Gender to teoria fundamentalnie sprzeczna z nauką. Szerzą ją wyłącznie ateiści, którzy chcą zniszczyć Kościół katolicki - i męskość. O tym mówił na antenie ,,Rozmów niedokończonych'' TV Trwam ks. prof. Dariusz Oko.

,,W gender powtarzają się prymitywne schematy marsistowskie, jakoby świat dzielił się na dwie grupy: uciskanych i uciskających'' - podkreślił.

,,Wcześniej był to proletariat i burżuazja, a teraz sferą uciskaną jest seksualność, a największym uciskającym chrześcijaństwo i Kościół, który wprowadza w tej kwestii jasne normy. Zatem ażeby wyzwolić seksualność, należy zniszczyć chrześcijaństwo, a szczególnie Kościół katolicki'' - dodał kapłan.

,,Albo wielkim uciskającym wszystkich są biali mężczyźni heteroseksualni, a uciskane są kobiety i wszelkie osobliwości seksualne. Należy więc zniszczyć męskość, żeby wyzwolić ludzkość'' - wskazał wreszcie.

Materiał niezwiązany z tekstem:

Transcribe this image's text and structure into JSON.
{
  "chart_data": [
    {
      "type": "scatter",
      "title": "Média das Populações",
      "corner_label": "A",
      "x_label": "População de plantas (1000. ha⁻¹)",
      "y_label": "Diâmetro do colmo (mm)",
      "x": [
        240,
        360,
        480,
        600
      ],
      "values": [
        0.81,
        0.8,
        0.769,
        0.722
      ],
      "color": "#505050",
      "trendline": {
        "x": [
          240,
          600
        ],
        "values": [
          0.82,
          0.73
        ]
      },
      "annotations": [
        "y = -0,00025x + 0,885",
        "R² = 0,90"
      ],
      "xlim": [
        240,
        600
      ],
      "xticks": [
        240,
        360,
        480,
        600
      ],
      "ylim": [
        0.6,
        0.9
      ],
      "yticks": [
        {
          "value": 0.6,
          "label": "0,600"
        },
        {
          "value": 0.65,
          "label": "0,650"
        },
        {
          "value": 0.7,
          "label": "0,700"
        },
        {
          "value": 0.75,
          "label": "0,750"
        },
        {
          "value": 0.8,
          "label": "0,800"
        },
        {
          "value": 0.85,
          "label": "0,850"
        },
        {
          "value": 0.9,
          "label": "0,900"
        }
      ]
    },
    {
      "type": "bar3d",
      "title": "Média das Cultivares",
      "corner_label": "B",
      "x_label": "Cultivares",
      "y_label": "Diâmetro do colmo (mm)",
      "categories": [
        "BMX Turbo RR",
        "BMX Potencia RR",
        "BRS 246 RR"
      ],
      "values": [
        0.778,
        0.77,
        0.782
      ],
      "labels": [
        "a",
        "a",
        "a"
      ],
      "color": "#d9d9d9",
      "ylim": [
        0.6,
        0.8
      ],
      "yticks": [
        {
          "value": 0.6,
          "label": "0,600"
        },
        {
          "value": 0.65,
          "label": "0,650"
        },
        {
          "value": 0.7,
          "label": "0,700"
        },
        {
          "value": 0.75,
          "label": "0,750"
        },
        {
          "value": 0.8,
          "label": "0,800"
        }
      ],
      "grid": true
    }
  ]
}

Jak mówił ksiądz Oko, gender ,,zaprzecza nauce'', a twierdzenia genderystów są ,,absurdem absolutnie sprzecznym z nauką''. Uczony przypomniał, ze genetyczna różnica między szympansem a człowiekiem też jest niewielka - ale nikt nie mówi, że nie ma znaczenia. Tymczasem próbuje się nam wmówić, że biologiczne różnice między mężczyzną a kobietą już znaczenia nie mają.

,,W świecie nauki gender szerzą głównie: prof. Hartman i prof. Środa. Natomiast w świecie polityki był to Janusz Palikot. Ta trójka to są zdecydowani ateiści, którzy walczą z Kościołem [...] Należy pamiętać, że gender stworzyli praktycznie wyłącznie ateiści'' - podkreślił ks. Oko.